Medium -
Incubus. Clique e ouça.
Íncubo
O íncubo me acorda com um sopro na coluna. Desliza seus dedos de um ombro ao outro, brincando com as pintas das minhas costas. Depois pousa a palma aberta na base de minha nuca e, impiedosamente, fecha a mão na parte de trás do meu pescoço. Segura firme com suas unhas pressionadas em minha pele e, em seguida,
crava seus dentes em minha carne. Sinto o veneno de inúmeros demônios entrando em minha corrente sanguínea, a dor pungente faz com que meu corpo se contraia e repuxe meus músculos.

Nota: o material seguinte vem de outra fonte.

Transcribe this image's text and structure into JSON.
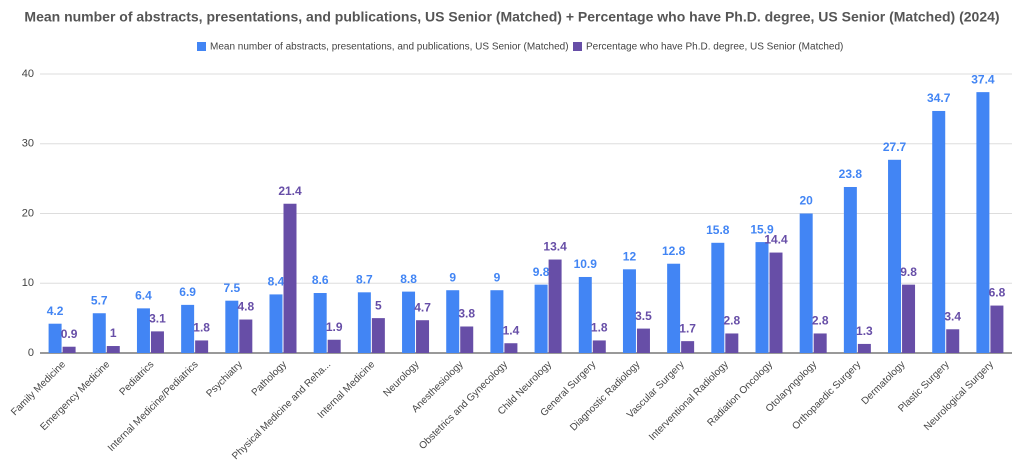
{
  "chart_data": {
    "type": "bar",
    "title": "Mean number of abstracts, presentations, and publications, US Senior (Matched) + Percentage who have Ph.D. degree, US Senior (Matched) (2024)",
    "categories": [
      "Family Medicine",
      "Emergency Medicine",
      "Pediatrics",
      "Internal Medicine/Pediatrics",
      "Psychiatry",
      "Pathology",
      "Physical Medicine and Reha...",
      "Internal Medicine",
      "Neurology",
      "Anesthesiology",
      "Obstetrics and Gynecology",
      "Child Neurology",
      "General Surgery",
      "Diagnostic Radiology",
      "Vascular Surgery",
      "Interventional Radiology",
      "Radiation Oncology",
      "Otolaryngology",
      "Orthopaedic Surgery",
      "Dermatology",
      "Plastic Surgery",
      "Neurological Surgery"
    ],
    "series": [
      {
        "name": "Mean number of abstracts, presentations, and publications, US Senior (Matched)",
        "color": "#4285f4",
        "values": [
          4.2,
          5.7,
          6.4,
          6.9,
          7.5,
          8.4,
          8.6,
          8.7,
          8.8,
          9,
          9,
          9.8,
          10.9,
          12,
          12.8,
          15.8,
          15.9,
          20,
          23.8,
          27.7,
          34.7,
          37.4
        ]
      },
      {
        "name": "Percentage who have Ph.D. degree, US Senior (Matched)",
        "color": "#674ea7",
        "values": [
          0.9,
          1,
          3.1,
          1.8,
          4.8,
          21.4,
          1.9,
          5,
          4.7,
          3.8,
          1.4,
          13.4,
          1.8,
          3.5,
          1.7,
          2.8,
          14.4,
          2.8,
          1.3,
          9.8,
          3.4,
          6.8
        ]
      }
    ],
    "ylim": [
      0,
      40
    ],
    "yticks": [
      0,
      10,
      20,
      30,
      40
    ],
    "grid": true,
    "legend": "top"
  }
}
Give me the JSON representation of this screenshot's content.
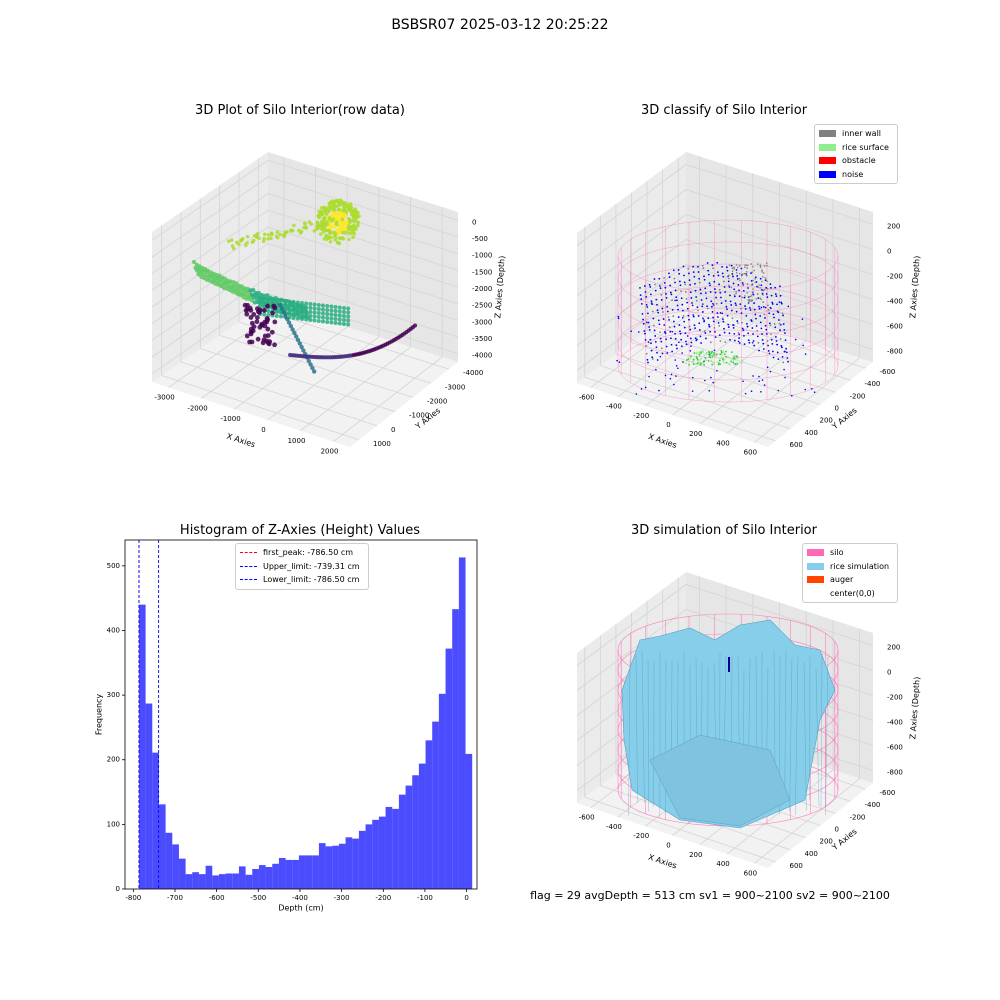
{
  "figure": {
    "title": "BSBSR07 2025-03-12 20:25:22",
    "stats": "flag = 29  avgDepth = 513 cm  sv1 = 900~2100  sv2 = 900~2100"
  },
  "chart_data": [
    {
      "type": "scatter",
      "subtype": "3d",
      "title": "3D Plot of Silo Interior(row data)",
      "xlabel": "X Axies",
      "ylabel": "Y Axies",
      "zlabel": "Z Axies (Depth)",
      "x_ticks": [
        "-3000",
        "-2000",
        "-1000",
        "0",
        "1000",
        "2000"
      ],
      "y_ticks": [
        "1000",
        "0",
        "-1000",
        "-2000",
        "-3000",
        "-4000"
      ],
      "z_ticks": [
        "0",
        "-500",
        "-1000",
        "-1500",
        "-2000",
        "-2500",
        "-3000",
        "-3500",
        "-4000"
      ],
      "colormap": "viridis",
      "grid": true
    },
    {
      "type": "scatter",
      "subtype": "3d",
      "title": "3D classify of Silo Interior",
      "xlabel": "X Axies",
      "ylabel": "Y Axies",
      "zlabel": "Z Axies (Depth)",
      "x_ticks": [
        "-600",
        "-400",
        "-200",
        "0",
        "200",
        "400",
        "600"
      ],
      "y_ticks": [
        "600",
        "400",
        "200",
        "0",
        "-200",
        "-400",
        "-600"
      ],
      "z_ticks": [
        "200",
        "0",
        "-200",
        "-400",
        "-600",
        "-800"
      ],
      "legend": {
        "position": "top-right",
        "entries": [
          {
            "label": "inner wall",
            "color": "#808080"
          },
          {
            "label": "rice surface",
            "color": "#90ee90"
          },
          {
            "label": "obstacle",
            "color": "#ff0000"
          },
          {
            "label": "noise",
            "color": "#0000ff"
          }
        ]
      },
      "grid": true
    },
    {
      "type": "bar",
      "subtype": "histogram",
      "title": "Histogram of Z-Axies (Height) Values",
      "xlabel": "Depth (cm)",
      "ylabel": "Frequency",
      "xlim": [
        -820,
        25
      ],
      "ylim": [
        0,
        540
      ],
      "x_ticks": [
        -800,
        -700,
        -600,
        -500,
        -400,
        -300,
        -200,
        -100,
        0
      ],
      "y_ticks": [
        0,
        100,
        200,
        300,
        400,
        500
      ],
      "bin_start": -786.5,
      "bin_width": 16.0,
      "values": [
        440,
        287,
        211,
        131,
        87,
        69,
        47,
        23,
        26,
        23,
        36,
        21,
        23,
        24,
        24,
        35,
        22,
        31,
        37,
        34,
        39,
        48,
        45,
        45,
        52,
        52,
        52,
        71,
        66,
        67,
        70,
        80,
        78,
        90,
        100,
        107,
        112,
        127,
        124,
        146,
        160,
        176,
        194,
        230,
        259,
        302,
        372,
        433,
        513,
        209
      ],
      "bar_color": "#0000ff",
      "bar_alpha": 0.7,
      "vlines": [
        {
          "label": "first_peak: -786.50 cm",
          "x": -786.5,
          "color": "#ff0000"
        },
        {
          "label": "Upper_limit: -739.31 cm",
          "x": -739.31,
          "color": "#0000ff"
        },
        {
          "label": "Lower_limit: -786.50 cm",
          "x": -786.5,
          "color": "#0000ff"
        }
      ],
      "legend": {
        "position": "top-center"
      }
    },
    {
      "type": "area",
      "subtype": "3d-surface",
      "title": "3D simulation of Silo Interior",
      "xlabel": "X Axies",
      "ylabel": "Y Axies",
      "zlabel": "Z Axies (Depth)",
      "x_ticks": [
        "-600",
        "-400",
        "-200",
        "0",
        "200",
        "400",
        "600"
      ],
      "y_ticks": [
        "600",
        "400",
        "200",
        "0",
        "-200",
        "-400",
        "-600"
      ],
      "z_ticks": [
        "200",
        "0",
        "-200",
        "-400",
        "-600",
        "-800"
      ],
      "legend": {
        "position": "top-right",
        "entries": [
          {
            "label": "silo",
            "color": "#ff69b4"
          },
          {
            "label": "rice simulation",
            "color": "#87ceeb"
          },
          {
            "label": "auger",
            "color": "#ff4500"
          },
          {
            "label": "center(0,0)",
            "color": "#ffffff"
          }
        ]
      },
      "grid": true
    }
  ]
}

O labirinto de minhas veias é longo demais para o oxigênio percorrê-lo a tempo de me salvar. Um breve estertor sai devagar de meus pulmões quando não encontram mais o ar. Não me mexo mais, ofereço tudo o que tenho e prometo entregar tudo o que tiver no futuro, só quero me virar e enxergar seu semblante. Todavia, o íncubo não quer derramar meu sangue, muito menos quer me ver
morta no primeiro round. Ele assiste meu sofrimento de camarote sem nenhum peso na consciência. Sobrevivo a mais uma noite, acordo assustada, atravesso o dia alerta. Aumento o volume da música, leio mais páginas do meu livro, afasto as cortinas e abro as janelas. Chego em casa, tomo um banho frio, corto os cabelos, tiro a maquiagem, deixo o riso fácil e rôo as unhas. Decido reorganizar meus pensamentos, mas voltar para a cama é um sacrifício. Quando consigo regular minha respiração e acreditar no sono tranquilo, o íncubo assopra minha nuca de novo para mostrar que chegou. Enfrento mais uma noite mergulhada na agonia e no vapor quente do hálito dele. Lá fora, todos os anjos choram de mãos atadas. Um belo dia, quando eu não tiver mais nada a oferecer, ele vai enjoar dessa brincadeira insossa, sim, um dia o íncubo vai se cansar de mim.